Negli anni, a chi gli ha sconsigliato sport troppo fisici, ha risposto praticandolo ad alto livello e gareggiando sui ring di tutta Italia; a chi gli ha suggerito di farsi accompagnare in automobile, ha mandato l'attestato di partecipazione al corso di moto su pista e ha guidato e corso tantissimo; ancora, a chi gli ha vietato le scariche di adrenalina eccessive, ha mostrato le foto dei suoi salti con il paracadute o con l'elastico, come quando si è lanciato dalla diga più alta d'Europa (200 metri nel vuoto). Una cosa pazzesca.
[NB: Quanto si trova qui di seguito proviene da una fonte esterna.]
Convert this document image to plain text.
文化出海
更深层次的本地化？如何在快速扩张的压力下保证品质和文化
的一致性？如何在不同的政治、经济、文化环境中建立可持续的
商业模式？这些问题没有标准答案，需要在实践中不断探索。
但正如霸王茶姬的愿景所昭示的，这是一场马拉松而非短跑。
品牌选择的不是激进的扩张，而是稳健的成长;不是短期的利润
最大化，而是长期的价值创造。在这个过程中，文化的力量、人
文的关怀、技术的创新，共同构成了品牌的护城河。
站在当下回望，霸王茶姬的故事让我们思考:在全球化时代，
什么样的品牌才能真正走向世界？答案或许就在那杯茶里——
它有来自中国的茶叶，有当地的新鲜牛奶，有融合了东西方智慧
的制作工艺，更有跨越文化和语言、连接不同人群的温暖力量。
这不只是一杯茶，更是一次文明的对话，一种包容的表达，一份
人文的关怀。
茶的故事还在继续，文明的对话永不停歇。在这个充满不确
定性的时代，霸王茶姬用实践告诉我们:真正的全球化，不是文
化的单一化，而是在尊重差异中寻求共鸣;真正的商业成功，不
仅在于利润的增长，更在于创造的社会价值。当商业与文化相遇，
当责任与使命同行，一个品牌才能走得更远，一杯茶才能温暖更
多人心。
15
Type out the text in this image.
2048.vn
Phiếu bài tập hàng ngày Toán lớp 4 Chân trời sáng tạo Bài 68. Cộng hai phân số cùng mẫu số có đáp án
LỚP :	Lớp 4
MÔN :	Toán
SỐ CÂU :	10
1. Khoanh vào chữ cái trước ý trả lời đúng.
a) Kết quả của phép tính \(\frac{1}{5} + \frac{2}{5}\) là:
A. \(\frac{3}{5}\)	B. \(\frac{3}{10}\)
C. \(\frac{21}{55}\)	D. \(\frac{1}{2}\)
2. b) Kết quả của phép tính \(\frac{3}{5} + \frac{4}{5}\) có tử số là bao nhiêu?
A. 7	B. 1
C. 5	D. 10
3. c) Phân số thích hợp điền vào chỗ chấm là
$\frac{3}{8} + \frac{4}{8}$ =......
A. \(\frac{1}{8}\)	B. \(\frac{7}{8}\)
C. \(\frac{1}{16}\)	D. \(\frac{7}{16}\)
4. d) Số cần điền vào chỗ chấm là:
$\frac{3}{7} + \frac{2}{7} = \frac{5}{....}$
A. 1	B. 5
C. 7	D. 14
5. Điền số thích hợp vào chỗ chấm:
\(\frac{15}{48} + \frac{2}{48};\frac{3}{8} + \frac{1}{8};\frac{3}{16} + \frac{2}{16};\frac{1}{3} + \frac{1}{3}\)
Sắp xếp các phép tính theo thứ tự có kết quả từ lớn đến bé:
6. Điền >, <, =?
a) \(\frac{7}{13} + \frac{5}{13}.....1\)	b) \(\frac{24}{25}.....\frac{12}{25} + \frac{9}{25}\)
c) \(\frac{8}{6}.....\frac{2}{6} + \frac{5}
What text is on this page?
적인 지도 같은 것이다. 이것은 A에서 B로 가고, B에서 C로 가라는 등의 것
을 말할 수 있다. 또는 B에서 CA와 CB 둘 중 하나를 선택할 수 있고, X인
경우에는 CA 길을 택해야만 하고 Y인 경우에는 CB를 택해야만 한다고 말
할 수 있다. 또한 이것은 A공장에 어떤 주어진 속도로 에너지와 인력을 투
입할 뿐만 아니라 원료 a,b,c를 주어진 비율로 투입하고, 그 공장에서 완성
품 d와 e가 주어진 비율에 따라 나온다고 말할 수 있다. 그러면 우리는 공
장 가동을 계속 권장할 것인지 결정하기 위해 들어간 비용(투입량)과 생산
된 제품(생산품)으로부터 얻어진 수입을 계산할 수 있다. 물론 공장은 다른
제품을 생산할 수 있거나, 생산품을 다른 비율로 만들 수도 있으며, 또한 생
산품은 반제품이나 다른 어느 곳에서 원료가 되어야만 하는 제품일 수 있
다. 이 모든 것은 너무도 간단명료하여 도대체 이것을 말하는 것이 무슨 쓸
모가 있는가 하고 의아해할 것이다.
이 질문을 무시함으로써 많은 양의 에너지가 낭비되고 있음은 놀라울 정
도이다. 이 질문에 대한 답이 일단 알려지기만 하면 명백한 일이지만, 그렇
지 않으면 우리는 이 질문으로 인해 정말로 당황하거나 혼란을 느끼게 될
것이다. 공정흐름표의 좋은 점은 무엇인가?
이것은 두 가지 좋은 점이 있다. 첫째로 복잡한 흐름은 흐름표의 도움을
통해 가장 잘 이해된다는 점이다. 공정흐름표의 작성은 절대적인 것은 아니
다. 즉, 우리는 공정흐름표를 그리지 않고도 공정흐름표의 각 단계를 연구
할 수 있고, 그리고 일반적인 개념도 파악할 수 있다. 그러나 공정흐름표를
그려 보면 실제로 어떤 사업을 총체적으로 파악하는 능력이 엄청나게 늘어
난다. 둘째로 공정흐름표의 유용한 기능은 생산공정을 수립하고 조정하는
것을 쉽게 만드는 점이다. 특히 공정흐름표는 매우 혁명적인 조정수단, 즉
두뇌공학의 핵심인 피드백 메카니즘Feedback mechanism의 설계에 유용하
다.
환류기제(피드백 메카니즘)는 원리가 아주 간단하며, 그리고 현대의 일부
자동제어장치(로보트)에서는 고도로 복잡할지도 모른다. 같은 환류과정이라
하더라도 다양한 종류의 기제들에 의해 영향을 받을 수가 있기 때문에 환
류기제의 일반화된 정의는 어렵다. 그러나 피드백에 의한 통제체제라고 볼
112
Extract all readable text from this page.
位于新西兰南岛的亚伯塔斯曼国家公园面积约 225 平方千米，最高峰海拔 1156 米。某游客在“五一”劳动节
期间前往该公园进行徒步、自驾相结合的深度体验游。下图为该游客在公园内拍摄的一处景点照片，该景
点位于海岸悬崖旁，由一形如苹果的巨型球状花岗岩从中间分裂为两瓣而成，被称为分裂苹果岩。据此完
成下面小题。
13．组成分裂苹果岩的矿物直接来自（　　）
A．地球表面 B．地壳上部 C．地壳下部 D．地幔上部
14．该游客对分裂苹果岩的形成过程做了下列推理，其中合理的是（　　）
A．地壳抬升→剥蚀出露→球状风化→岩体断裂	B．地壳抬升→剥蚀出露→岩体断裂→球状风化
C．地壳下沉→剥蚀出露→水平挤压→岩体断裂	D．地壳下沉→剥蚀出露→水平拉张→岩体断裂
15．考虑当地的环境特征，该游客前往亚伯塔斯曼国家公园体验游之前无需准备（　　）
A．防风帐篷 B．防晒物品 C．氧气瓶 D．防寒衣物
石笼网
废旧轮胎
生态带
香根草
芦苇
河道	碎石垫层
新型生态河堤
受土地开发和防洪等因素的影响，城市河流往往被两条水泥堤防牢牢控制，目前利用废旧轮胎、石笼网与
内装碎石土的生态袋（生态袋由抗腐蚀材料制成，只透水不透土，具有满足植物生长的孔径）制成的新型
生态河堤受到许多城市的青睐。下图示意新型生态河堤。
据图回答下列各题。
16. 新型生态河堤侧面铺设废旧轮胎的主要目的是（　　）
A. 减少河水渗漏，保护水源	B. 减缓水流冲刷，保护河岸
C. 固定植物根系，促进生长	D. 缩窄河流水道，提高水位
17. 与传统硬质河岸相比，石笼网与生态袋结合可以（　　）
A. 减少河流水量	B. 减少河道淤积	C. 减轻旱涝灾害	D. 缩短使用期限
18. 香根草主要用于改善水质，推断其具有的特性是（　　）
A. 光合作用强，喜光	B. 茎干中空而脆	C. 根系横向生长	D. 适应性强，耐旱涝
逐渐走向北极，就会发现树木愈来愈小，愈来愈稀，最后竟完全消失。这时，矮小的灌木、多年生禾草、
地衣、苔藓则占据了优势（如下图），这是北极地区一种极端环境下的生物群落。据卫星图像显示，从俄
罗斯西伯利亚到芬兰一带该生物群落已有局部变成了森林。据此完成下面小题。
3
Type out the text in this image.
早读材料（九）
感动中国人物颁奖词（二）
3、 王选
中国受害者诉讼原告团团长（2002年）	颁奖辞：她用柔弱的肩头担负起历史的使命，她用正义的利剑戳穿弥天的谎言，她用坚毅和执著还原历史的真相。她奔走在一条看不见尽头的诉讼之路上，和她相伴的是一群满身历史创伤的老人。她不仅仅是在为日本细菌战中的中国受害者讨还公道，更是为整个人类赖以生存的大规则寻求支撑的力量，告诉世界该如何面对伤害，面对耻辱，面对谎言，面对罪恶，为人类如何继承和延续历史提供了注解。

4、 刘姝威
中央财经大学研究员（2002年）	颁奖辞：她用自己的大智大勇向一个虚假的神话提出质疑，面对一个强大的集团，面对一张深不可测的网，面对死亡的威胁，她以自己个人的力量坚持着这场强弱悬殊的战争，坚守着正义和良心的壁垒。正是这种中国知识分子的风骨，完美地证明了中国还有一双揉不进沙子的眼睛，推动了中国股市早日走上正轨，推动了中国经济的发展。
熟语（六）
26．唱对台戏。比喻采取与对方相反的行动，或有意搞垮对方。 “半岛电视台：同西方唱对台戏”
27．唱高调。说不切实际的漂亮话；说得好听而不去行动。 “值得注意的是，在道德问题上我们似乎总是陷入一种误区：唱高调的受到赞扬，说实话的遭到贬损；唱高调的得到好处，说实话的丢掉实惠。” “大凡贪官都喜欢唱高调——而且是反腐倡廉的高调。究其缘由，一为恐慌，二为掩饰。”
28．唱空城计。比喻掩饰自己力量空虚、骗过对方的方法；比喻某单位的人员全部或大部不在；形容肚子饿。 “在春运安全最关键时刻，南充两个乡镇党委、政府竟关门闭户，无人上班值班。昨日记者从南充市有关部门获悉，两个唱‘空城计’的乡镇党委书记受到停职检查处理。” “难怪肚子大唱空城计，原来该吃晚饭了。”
Da anni Mirko si è specializzato nell'allenare le giovani speranze italiane del kick boxing, dopo essere stato anche campione nazionale e aver partecipato ai Mondiali. Uno sport che non ha scelto per caso: «Mi ha insegnato l'autocontrollo, per tenere a bada i miei maledetti tic», racconta ancora l'atleta romano che è anche podista nelle gare di ultra maratona, cioè le più lunghe e le più difficili. Non si è fatto mancare nulla.
Mirko ha rinunciato alle terapie mediche a 18 anni, perché si sentiva spento. Grazie alla sua capacità di imporsi una ferrea disciplina, la vita è andata avanti comunque, tra allenamenti, record nello sport e lavori a contatto con il pubblico. A chi ha il suo stesso problema ricorda che ci sono sempre soluzioni: «Hai due opzioni quando nasci con una diversità come la mia. O stai a casa, ti chiudi, prendi i farmaci, vai in depressione. O fai la cosa più bella del mondo: vivi. Io ho scelto di vivere». Perfetto nella sua imperfezione.